On this day 16 years ago, the state’s most iconic symbol collapsed, ending decades of efforts aimed at preventing that.
“Men hang out their signs indicative of their respective trades; shoemakers hang out a gigantic shoe; jewelers a monster watch, and the dentist hangs out a gold tooth; but in the mountains of New Hampshire, God Almighty has hung out a sign to show that there, He makes men.” –Daniel Webster
On this day, sixteen years ago, New Hampshire’s Most Famous Face fell from its post high above Profile Lake in Franconia Notch. The unique five granite ledges of Cannon Mountain that made up the Old Man of the Mountain’s distinct profile was first pointed out to settlers by Native Americans in 1805. For the next two centuries, millions traveled from near and far to see the rare beautiful work nature and time had created together – which would also be its eventual demise. But the legacy of the Old Man of the Mountain lives on. The profile can be seen on New Hampshire licenses, license plates, route signs, the NH quarter, and of course in the memories of those who were able to experience it first-hand. Especially for those who worked to extend the Old Man’s existence, which one man, Niels Nielsen made his personal mission.
In 1965, Nielsen, a maintenance and construction supervisor, took on an additional role as the Old Man’s caretaker. And care he – and later his son David – did.
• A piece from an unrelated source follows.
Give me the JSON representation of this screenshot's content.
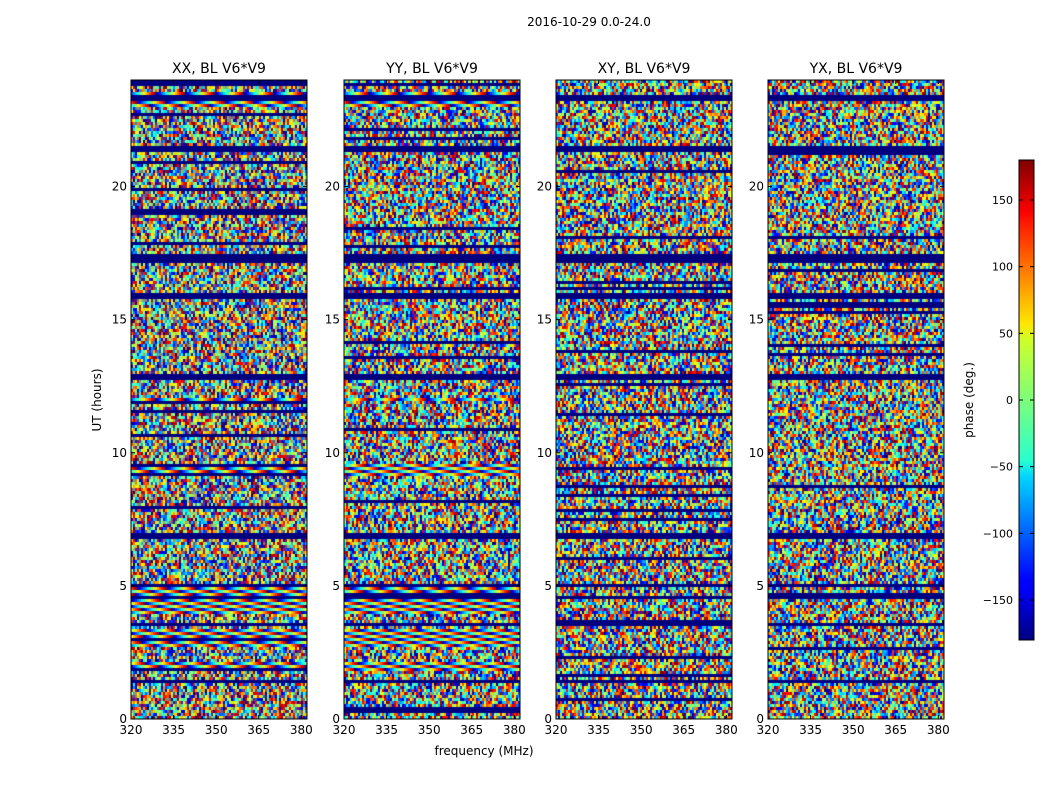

The two generations of Nielsens spearheaded the efforts for years to come, working with volunteers and members of NH State Parks to install everything from steel rods and cables to fast-drying cement and epoxy to keep the rocks together and special plastic covers and gullies designed to divert rainwater to manage the erosion of the granite. Even with the extensive efforts, time and nature would eventually be too much for the Great Stone Face.
Sometime between midnight and 2:00 a.m. on May 3, 2003, the Old Man on the Mountain came tumbling down. For days, the people of New Hampshire came together and paid their respects by laying flowers at the base of the mountain – the state even considered altering its flag to include the celebrated profile. Instead, a memorial was built at the old viewing platform in the Franconia Notch State Park. The Old Man of the Mountain memorial spot, Profiler Plaza, is a park that stands as a testament both to the generosity of the New England community and the structure itself where visitors can still get a view of what once was. Small museum displays educate the public about the Old Man’s legacy, the geology that created him, and the mechanics that kept him from falling sooner than he did.